12. The Court concludes, after listening to the Petitioner, that he believed he had more confidence in his own opinions about the law and the evidence than he did in Attorney Cunningham's ability to analyze the law and the evidence.2 His suspicion of Attorney Cunningham as described above was unwarranted. The Petitioner appears to be an intelligent man, but not as intelligent as he thought he was. Ignoring the advice of counsel and substituting his judgment for hers was a huge mistake on his part, and his stubbornness in this regard produced a sentence of eighteen years to serve versus the twelve years that Attorney Cunningham negotiated.

13. Accordingly, this Court finds that Attorney Cunningham did an excellent job on behalf of the Petitioner and did provide effective assistance of counsel. The problem was that the Petitioner refused to accept her advice.

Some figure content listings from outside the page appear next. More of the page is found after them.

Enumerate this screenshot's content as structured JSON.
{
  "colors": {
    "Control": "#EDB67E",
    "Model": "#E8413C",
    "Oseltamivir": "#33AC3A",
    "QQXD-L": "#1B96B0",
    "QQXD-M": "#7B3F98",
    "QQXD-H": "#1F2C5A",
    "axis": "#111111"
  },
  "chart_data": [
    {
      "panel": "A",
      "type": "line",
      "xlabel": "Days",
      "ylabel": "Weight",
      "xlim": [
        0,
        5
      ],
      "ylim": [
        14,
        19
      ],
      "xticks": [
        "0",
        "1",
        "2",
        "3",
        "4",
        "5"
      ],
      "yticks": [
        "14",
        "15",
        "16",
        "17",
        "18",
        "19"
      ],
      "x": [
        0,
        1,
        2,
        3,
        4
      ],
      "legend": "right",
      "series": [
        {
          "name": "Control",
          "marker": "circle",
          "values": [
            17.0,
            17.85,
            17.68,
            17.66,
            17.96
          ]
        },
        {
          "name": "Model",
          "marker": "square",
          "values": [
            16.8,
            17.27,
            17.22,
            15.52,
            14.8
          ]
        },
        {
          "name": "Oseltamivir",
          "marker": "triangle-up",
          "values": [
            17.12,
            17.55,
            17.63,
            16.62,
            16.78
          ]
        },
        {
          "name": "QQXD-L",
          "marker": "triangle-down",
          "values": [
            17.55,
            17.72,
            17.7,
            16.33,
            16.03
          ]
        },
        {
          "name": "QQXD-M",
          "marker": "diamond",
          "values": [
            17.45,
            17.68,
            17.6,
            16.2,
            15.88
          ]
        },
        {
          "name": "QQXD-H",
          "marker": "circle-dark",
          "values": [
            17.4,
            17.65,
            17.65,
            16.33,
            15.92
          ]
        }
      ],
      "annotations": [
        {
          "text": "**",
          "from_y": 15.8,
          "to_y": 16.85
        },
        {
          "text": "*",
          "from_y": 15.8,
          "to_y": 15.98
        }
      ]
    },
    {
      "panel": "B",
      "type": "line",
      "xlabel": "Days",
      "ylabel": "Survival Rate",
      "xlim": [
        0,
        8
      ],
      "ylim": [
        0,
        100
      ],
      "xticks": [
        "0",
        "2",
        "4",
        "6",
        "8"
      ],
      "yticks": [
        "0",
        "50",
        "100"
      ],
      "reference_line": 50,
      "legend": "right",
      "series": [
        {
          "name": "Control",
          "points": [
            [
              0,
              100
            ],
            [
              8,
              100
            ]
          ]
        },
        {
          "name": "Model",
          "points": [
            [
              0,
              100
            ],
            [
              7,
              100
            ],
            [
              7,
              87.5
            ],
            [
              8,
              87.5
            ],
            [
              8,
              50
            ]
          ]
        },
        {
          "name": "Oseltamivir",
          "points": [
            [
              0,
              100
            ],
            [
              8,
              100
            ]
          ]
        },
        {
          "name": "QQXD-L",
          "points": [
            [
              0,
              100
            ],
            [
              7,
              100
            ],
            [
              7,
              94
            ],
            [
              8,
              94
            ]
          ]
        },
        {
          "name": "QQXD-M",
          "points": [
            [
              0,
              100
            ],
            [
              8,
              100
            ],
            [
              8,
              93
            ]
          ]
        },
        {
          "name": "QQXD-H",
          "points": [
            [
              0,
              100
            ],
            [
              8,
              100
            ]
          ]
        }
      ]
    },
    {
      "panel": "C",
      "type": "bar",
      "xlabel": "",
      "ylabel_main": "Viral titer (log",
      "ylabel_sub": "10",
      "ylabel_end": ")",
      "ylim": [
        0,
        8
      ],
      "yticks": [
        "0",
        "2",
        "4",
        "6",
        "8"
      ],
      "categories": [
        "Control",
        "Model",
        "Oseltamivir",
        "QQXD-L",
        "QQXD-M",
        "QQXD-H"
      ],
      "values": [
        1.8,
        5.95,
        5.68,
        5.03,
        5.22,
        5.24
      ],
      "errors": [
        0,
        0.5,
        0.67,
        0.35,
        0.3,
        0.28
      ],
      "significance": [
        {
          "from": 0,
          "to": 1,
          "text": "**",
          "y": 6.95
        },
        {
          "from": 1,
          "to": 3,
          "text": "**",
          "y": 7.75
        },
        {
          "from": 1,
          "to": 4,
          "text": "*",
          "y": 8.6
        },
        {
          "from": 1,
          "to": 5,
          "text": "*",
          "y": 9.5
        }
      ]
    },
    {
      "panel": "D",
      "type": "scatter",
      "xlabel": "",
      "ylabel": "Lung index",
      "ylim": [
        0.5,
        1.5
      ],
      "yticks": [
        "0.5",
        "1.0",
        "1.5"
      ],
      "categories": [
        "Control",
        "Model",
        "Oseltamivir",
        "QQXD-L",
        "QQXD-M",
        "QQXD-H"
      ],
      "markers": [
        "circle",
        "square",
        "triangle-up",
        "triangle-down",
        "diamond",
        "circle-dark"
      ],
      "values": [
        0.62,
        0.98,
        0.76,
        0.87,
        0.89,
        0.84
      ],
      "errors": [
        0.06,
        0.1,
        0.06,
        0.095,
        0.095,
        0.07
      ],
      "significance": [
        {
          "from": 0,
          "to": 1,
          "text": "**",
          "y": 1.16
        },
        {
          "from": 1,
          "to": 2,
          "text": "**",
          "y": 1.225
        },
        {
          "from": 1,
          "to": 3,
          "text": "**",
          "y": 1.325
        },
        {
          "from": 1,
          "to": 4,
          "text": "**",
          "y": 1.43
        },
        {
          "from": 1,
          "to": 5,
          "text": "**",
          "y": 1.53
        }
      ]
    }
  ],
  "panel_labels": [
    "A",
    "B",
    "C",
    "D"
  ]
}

WOULD THE RESULT HAVE BEEN DIFFERENT? The second prong of Strickland, supra, provides that the Petitioner CT Page 10545 must prove that if it were not for the ineffective assistance of counsel, the result would probably have been different. First, the Court has already ruled that counsel was not ineffective. However, assuming arguendo, that she was ineffective, this Court finds that if the Petitioner had gone to trial, the overwhelming evidence against him, the witnesses' statements, his previous employment at that restaurant, the identification of him once he was apprehended, and the finding of the clothes and mask he wore when he was apprehended would have clearly produced convictions on all charges, and he could have been sentenced to 187 years imprisonment. That, compared with a twelve year sentence or even an eighteen year sentence, would have been a much worse outcome than what he received. Accordingly, the second prong of Strickland has not been proven.

The petition for a writ of habeas corpus is dismissed.